Malam masih begitu panjang, kita masuk dalam sebuah ruangan dimana
harga-harga miring di tampilkan. Saat itu aku datang bersama dua
temanku, kebetulan kita telah lama tak bertemu. Pertemuan itu terasa
mengalir dan berjalan begitu menarik, kita tidak terlalu dekat, tidak
terlalu sering berbincang tetapi kita di pertemukan dalam satu tema
'perantauan'.
Ada beberapa hal yang perlu dicatat dalam sebuah komunikasi.
Diantaranya adalah ucapan, makna, dan perbedaan. Bila di gabungkan
ketiganya memang bisa bersatu menjadi sebuah kesimpulan. Hal yang
terpenting adalah bagaimana memulainya. Suatu ucapan itu menimbulkan
makna dan makna itu bisa berbeda-beda tergantung bagaimana kita memulai
dan menyikapinya.
Mobil sangatlah berguna untuk perjalanan jauh tetapi bila memasuki
gang sempit itu namanya gila.

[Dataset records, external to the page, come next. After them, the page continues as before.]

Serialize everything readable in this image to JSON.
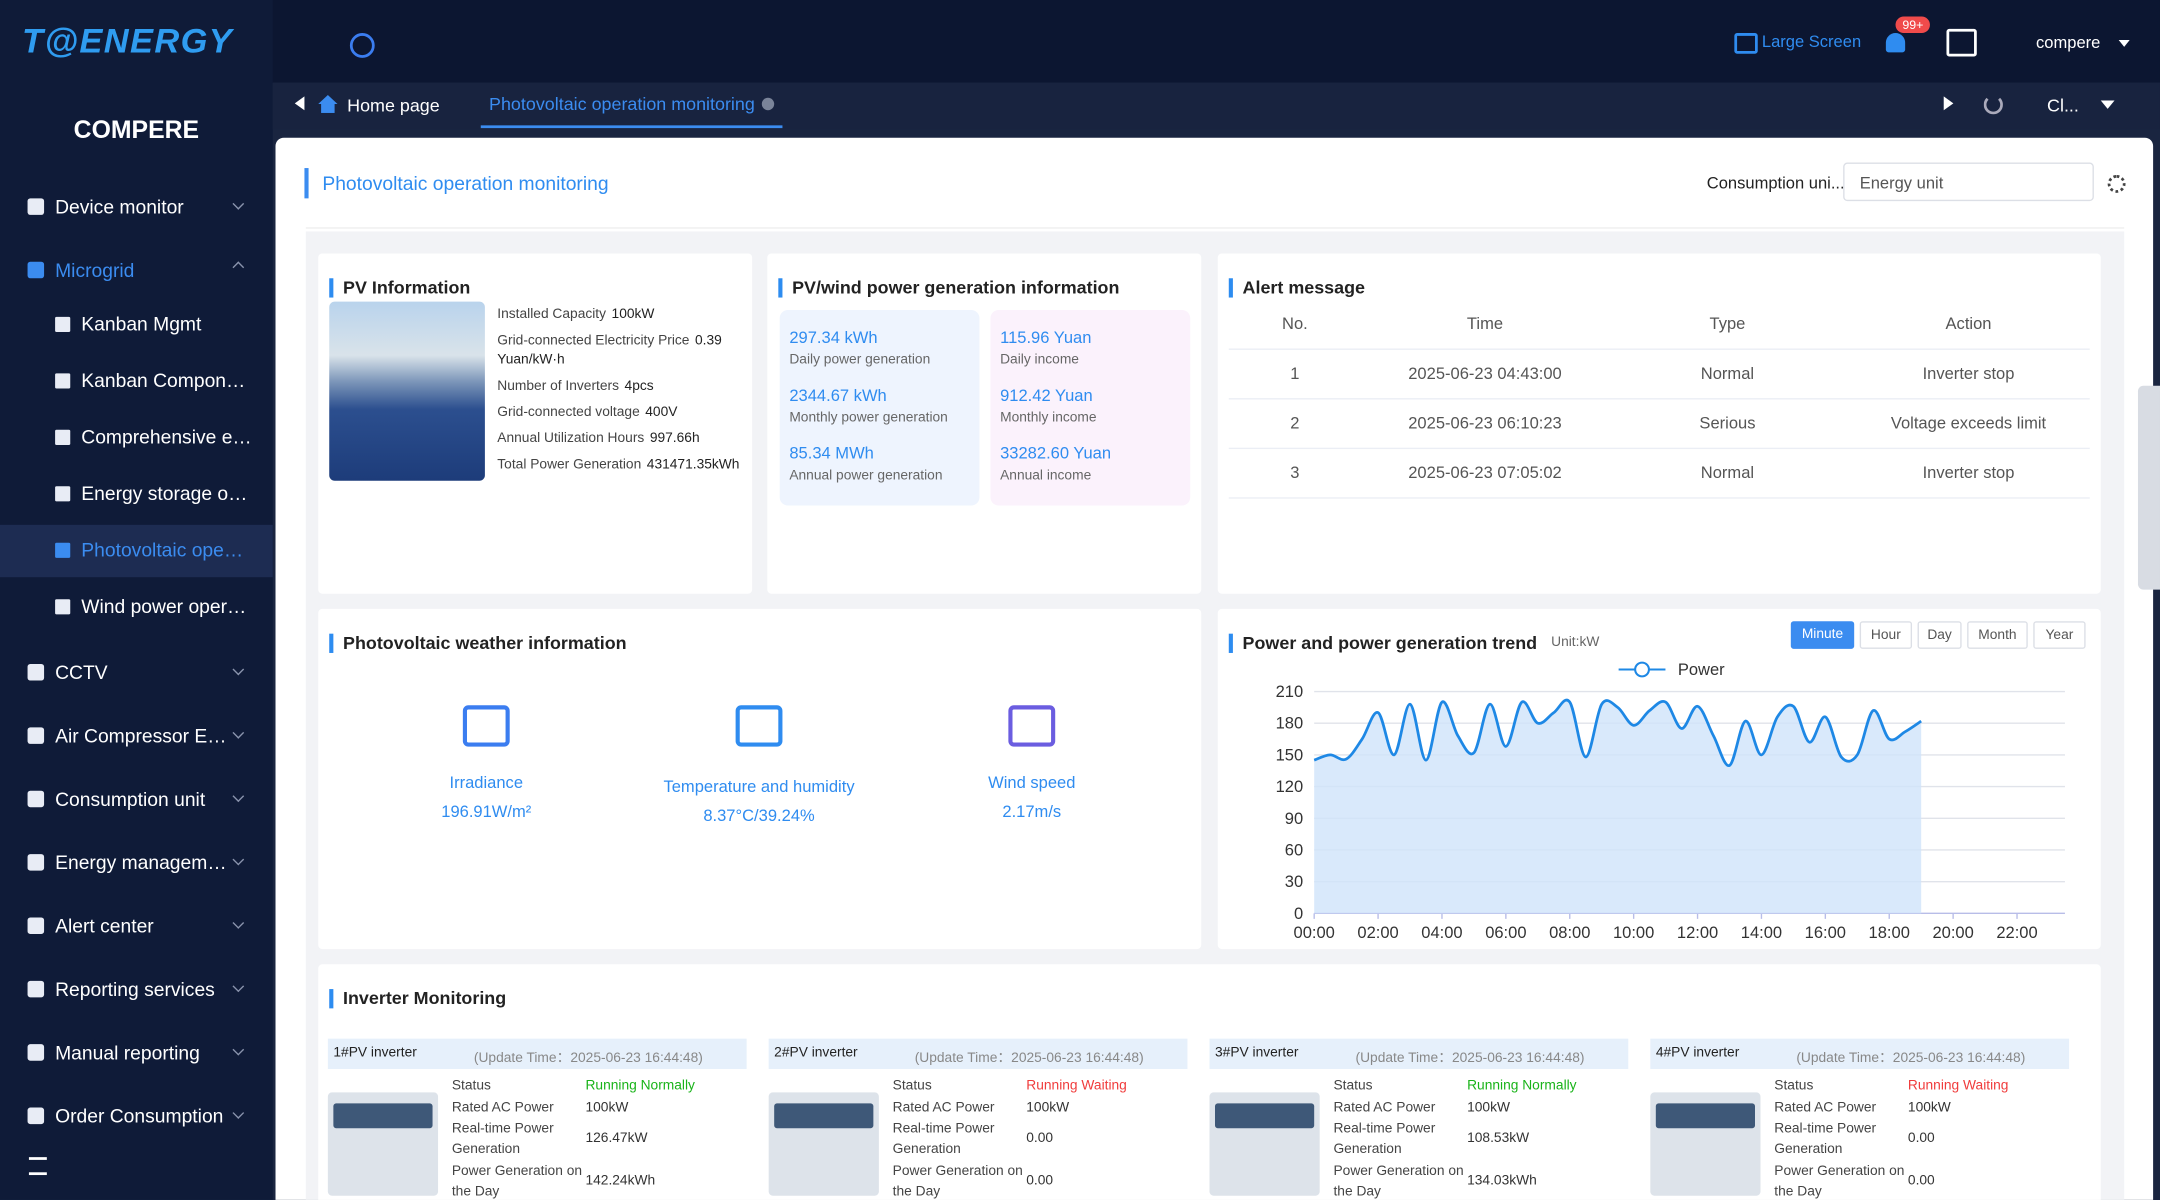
{
  "header": {
    "logo": "T@ENERGY",
    "large_screen": "Large Screen",
    "badge": "99+",
    "user": "compere"
  },
  "sidebar": {
    "brand": "COMPERE",
    "items": [
      {
        "label": "Device monitor"
      },
      {
        "label": "Microgrid",
        "active": true,
        "children": [
          {
            "label": "Kanban Mgmt"
          },
          {
            "label": "Kanban Compon…"
          },
          {
            "label": "Comprehensive e…"
          },
          {
            "label": "Energy storage o…"
          },
          {
            "label": "Photovoltaic ope…",
            "active": true
          },
          {
            "label": "Wind power oper…"
          }
        ]
      },
      {
        "label": "CCTV"
      },
      {
        "label": "Air Compressor E…"
      },
      {
        "label": "Consumption unit"
      },
      {
        "label": "Energy managem…"
      },
      {
        "label": "Alert center"
      },
      {
        "label": "Reporting services"
      },
      {
        "label": "Manual reporting"
      },
      {
        "label": "Order Consumption"
      }
    ]
  },
  "tabs": {
    "home": "Home page",
    "active": "Photovoltaic operation monitoring",
    "more": "Cl..."
  },
  "page": {
    "title": "Photovoltaic operation monitoring",
    "filter_label": "Consumption uni...",
    "filter_value": "Energy unit"
  },
  "pv_info": {
    "title": "PV Information",
    "fields": [
      {
        "label": "Installed Capacity",
        "value": "100kW"
      },
      {
        "label": "Grid-connected Electricity Price",
        "value": "0.39 Yuan/kW·h"
      },
      {
        "label": "Number of Inverters",
        "value": "4pcs"
      },
      {
        "label": "Grid-connected voltage",
        "value": "400V"
      },
      {
        "label": "Annual Utilization Hours",
        "value": "997.66h"
      },
      {
        "label": "Total Power Generation",
        "value": "431471.35kWh"
      }
    ]
  },
  "generation": {
    "title": "PV/wind power generation information",
    "power": [
      {
        "value": "297.34 kWh",
        "label": "Daily power generation"
      },
      {
        "value": "2344.67 kWh",
        "label": "Monthly power generation"
      },
      {
        "value": "85.34 MWh",
        "label": "Annual power generation"
      }
    ],
    "income": [
      {
        "value": "115.96 Yuan",
        "label": "Daily income"
      },
      {
        "value": "912.42 Yuan",
        "label": "Monthly income"
      },
      {
        "value": "33282.60 Yuan",
        "label": "Annual income"
      }
    ]
  },
  "alerts": {
    "title": "Alert message",
    "columns": [
      "No.",
      "Time",
      "Type",
      "Action"
    ],
    "rows": [
      [
        "1",
        "2025-06-23 04:43:00",
        "Normal",
        "Inverter stop"
      ],
      [
        "2",
        "2025-06-23 06:10:23",
        "Serious",
        "Voltage exceeds limit"
      ],
      [
        "3",
        "2025-06-23 07:05:02",
        "Normal",
        "Inverter stop"
      ]
    ]
  },
  "weather": {
    "title": "Photovoltaic weather information",
    "items": [
      {
        "label": "Irradiance",
        "value": "196.91W/m²"
      },
      {
        "label": "Temperature and humidity",
        "value": "8.37°C/39.24%"
      },
      {
        "label": "Wind speed",
        "value": "2.17m/s"
      }
    ]
  },
  "trend_controls": {
    "buttons": [
      {
        "label": "Minute",
        "active": true
      },
      {
        "label": "Hour"
      },
      {
        "label": "Day"
      },
      {
        "label": "Month"
      },
      {
        "label": "Year"
      }
    ]
  },
  "chart_data": {
    "type": "line",
    "title": "Power and power generation trend",
    "unit": "Unit:kW",
    "categories": [
      "00:00",
      null,
      null,
      null,
      "02:00",
      null,
      null,
      null,
      "04:00",
      null,
      null,
      null,
      "06:00",
      null,
      null,
      null,
      "08:00",
      null,
      null,
      null,
      "10:00",
      null,
      null,
      null,
      "12:00",
      null,
      null,
      null,
      "14:00",
      null,
      null,
      null,
      "16:00",
      null,
      null,
      null,
      "18:00",
      null,
      null,
      null,
      "20:00",
      null,
      null,
      null,
      "22:00",
      null,
      null,
      null
    ],
    "series": [
      {
        "name": "Power",
        "color": "#1e88e5",
        "values": [
          145,
          150,
          146,
          165,
          190,
          150,
          198,
          145,
          200,
          168,
          152,
          198,
          158,
          200,
          180,
          190,
          200,
          148,
          198,
          195,
          178,
          192,
          200,
          175,
          196,
          168,
          140,
          182,
          150,
          186,
          196,
          162,
          186,
          148,
          150,
          192,
          165,
          172,
          182,
          null,
          null,
          null,
          null,
          null,
          null,
          null,
          null,
          null
        ]
      }
    ],
    "ylim": [
      0,
      210
    ],
    "yticks": [
      0,
      30,
      60,
      90,
      120,
      150,
      180,
      210
    ],
    "grid": true,
    "area": true
  },
  "inverters": {
    "title": "Inverter Monitoring",
    "items": [
      {
        "name": "1#PV inverter",
        "update": "(Update Time：2025-06-23 16:44:48)",
        "status_color": "#19b319",
        "fields": [
          {
            "label": "Status",
            "value": "Running Normally"
          },
          {
            "label": "Rated AC Power",
            "value": "100kW"
          },
          {
            "label": "Real-time Power Generation",
            "value": "126.47kW"
          },
          {
            "label": "Power Generation on the Day",
            "value": "142.24kWh"
          }
        ]
      },
      {
        "name": "2#PV inverter",
        "update": "(Update Time：2025-06-23 16:44:48)",
        "status_color": "#f03c3c",
        "fields": [
          {
            "label": "Status",
            "value": "Running Waiting"
          },
          {
            "label": "Rated AC Power",
            "value": "100kW"
          },
          {
            "label": "Real-time Power Generation",
            "value": "0.00"
          },
          {
            "label": "Power Generation on the Day",
            "value": "0.00"
          }
        ]
      },
      {
        "name": "3#PV inverter",
        "update": "(Update Time：2025-06-23 16:44:48)",
        "status_color": "#19b319",
        "fields": [
          {
            "label": "Status",
            "value": "Running Normally"
          },
          {
            "label": "Rated AC Power",
            "value": "100kW"
          },
          {
            "label": "Real-time Power Generation",
            "value": "108.53kW"
          },
          {
            "label": "Power Generation on the Day",
            "value": "134.03kWh"
          }
        ]
      },
      {
        "name": "4#PV inverter",
        "update": "(Update Time：2025-06-23 16:44:48)",
        "status_color": "#f03c3c",
        "fields": [
          {
            "label": "Status",
            "value": "Running Waiting"
          },
          {
            "label": "Rated AC Power",
            "value": "100kW"
          },
          {
            "label": "Real-time Power Generation",
            "value": "0.00"
          },
          {
            "label": "Power Generation on the Day",
            "value": "0.00"
          }
        ]
      }
    ]
  }
}
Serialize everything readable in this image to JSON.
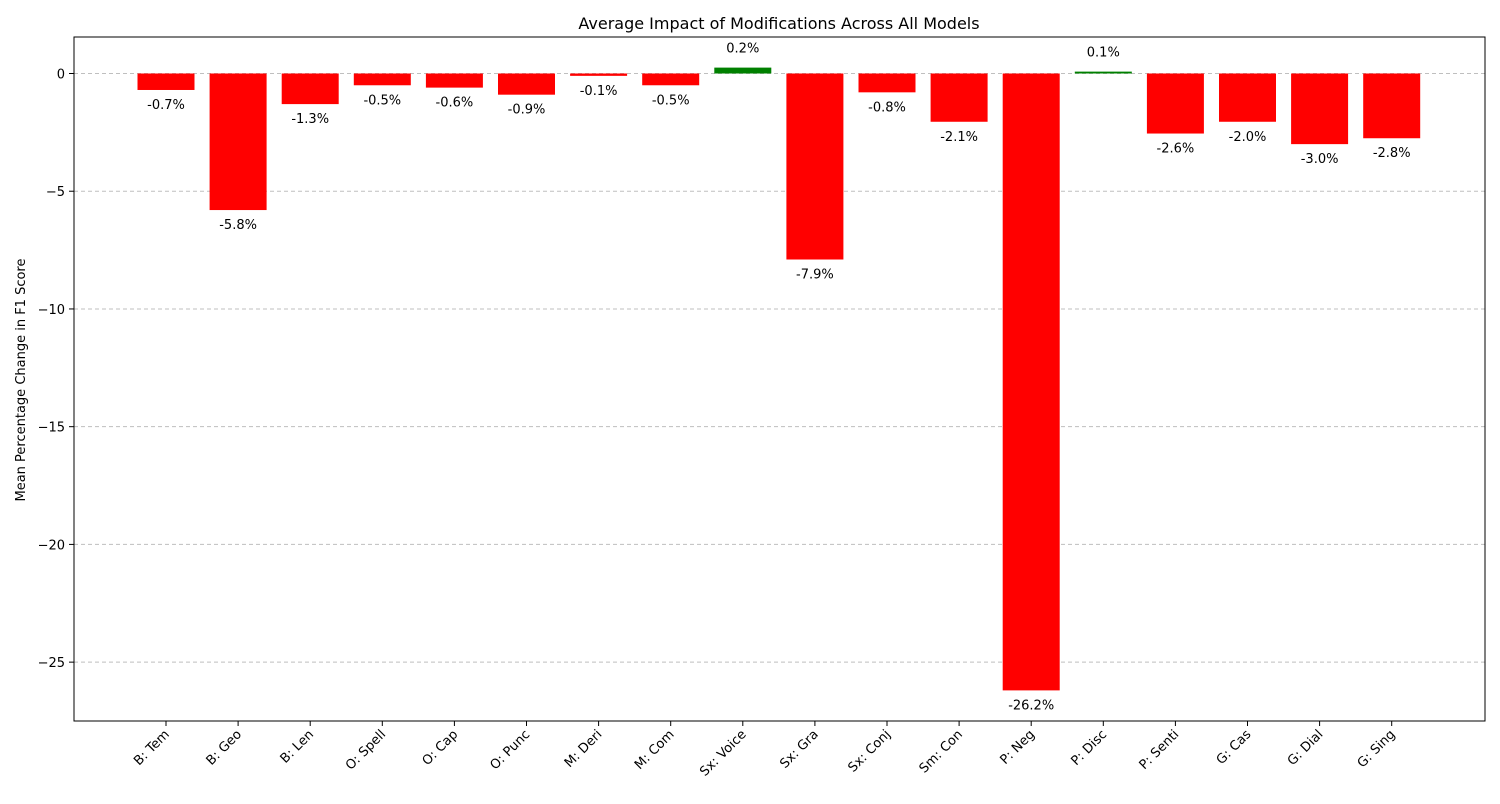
{
  "chart_data": {
    "type": "bar",
    "title": "Average Impact of Modifications Across All Models",
    "xlabel": "",
    "ylabel": "Mean Percentage Change in F1 Score",
    "categories": [
      "B: Tem",
      "B: Geo",
      "B: Len",
      "O: Spell",
      "O: Cap",
      "O: Punc",
      "M: Deri",
      "M: Com",
      "Sx: Voice",
      "Sx: Gra",
      "Sx: Conj",
      "Sm: Con",
      "P: Neg",
      "P: Disc",
      "P: Senti",
      "G: Cas",
      "G: Dial",
      "G: Sing"
    ],
    "values": [
      -0.7,
      -5.8,
      -1.3,
      -0.5,
      -0.6,
      -0.9,
      -0.1,
      -0.5,
      0.25,
      -7.9,
      -0.8,
      -2.05,
      -26.2,
      0.08,
      -2.55,
      -2.05,
      -3.0,
      -2.75
    ],
    "data_labels": [
      "-0.7%",
      "-5.8%",
      "-1.3%",
      "-0.5%",
      "-0.6%",
      "-0.9%",
      "-0.1%",
      "-0.5%",
      "0.2%",
      "-7.9%",
      "-0.8%",
      "-2.1%",
      "-26.2%",
      "0.1%",
      "-2.6%",
      "-2.0%",
      "-3.0%",
      "-2.8%"
    ],
    "ylim": [
      -27.5,
      1.55
    ],
    "yticks": [
      0,
      -5,
      -10,
      -15,
      -20,
      -25
    ],
    "ytick_labels": [
      "0",
      "−5",
      "−10",
      "−15",
      "−20",
      "−25"
    ],
    "grid": "horizontal dashed",
    "colors": {
      "positive": "#008000",
      "negative": "#ff0000",
      "grid": "#bfbfbf"
    }
  }
}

Lampu sungguh di butuhkan ketika malam
tiba tetapi ketika terik datang apalah artinya pula. Begitupun
kata-kata, asu mungkin terlalu kasar bila kita mengucapnya dengan mimik
kekesalan dan kemarahan. Tetapi asu bisa di terima dalam suasan canda
dan tawa sebagai hal yang biasa.
Menarik memang malam itu, satu persatu mengeluarkan ceritanya yang
mengundang tawa. Tak peduli akan keramaian, orang di sekitar atau
bapak-bapak dan ibu-ibu yang serius rapat, sepertinya. Hingga akhirnya
kita harus menutup pertemuan karena waktu sudah terlarut malam. Suasana
gaduh berangsur hening, sembari kaki melangkah meninggalkan tempat
kerinduan.
Masing-masing kuyakin membawa cerita sendiri dalam mimpinya. Tiga
jam bukanlah waktu yang singkat untuk menanggapi obrolan yang bisa di
bilang 'kosong'. Satu yang tidak bisa aku bayangkan adalah bagaimana
'asu' dan 'astaghfirullah' bertemu dalam satu meja?. Bila hal ini dalam
suasana yang khusus mungkin menjadi masalah. Tetapi dalam hal yang tidak
ada kerancuan itu malah terkesan biasa.
Disatu sisi pandangan itu buruk, karena tidak pantas sama sekali
meskipun dalam balutan canda. Namun sisi yang lain memandangnya wajar,
karena manusia di ciptakan berbeda-beda, sekalipun bisa di paksakan
tetapi butuhlah proses. Bukan masalah 'bagaimana' tetapi persoalanya
adalah 'mengapa'. Bagaimana tidak bisa di paksakan? Melainkan mengapa
harus memaksa bila bisa dengan cara yang baik.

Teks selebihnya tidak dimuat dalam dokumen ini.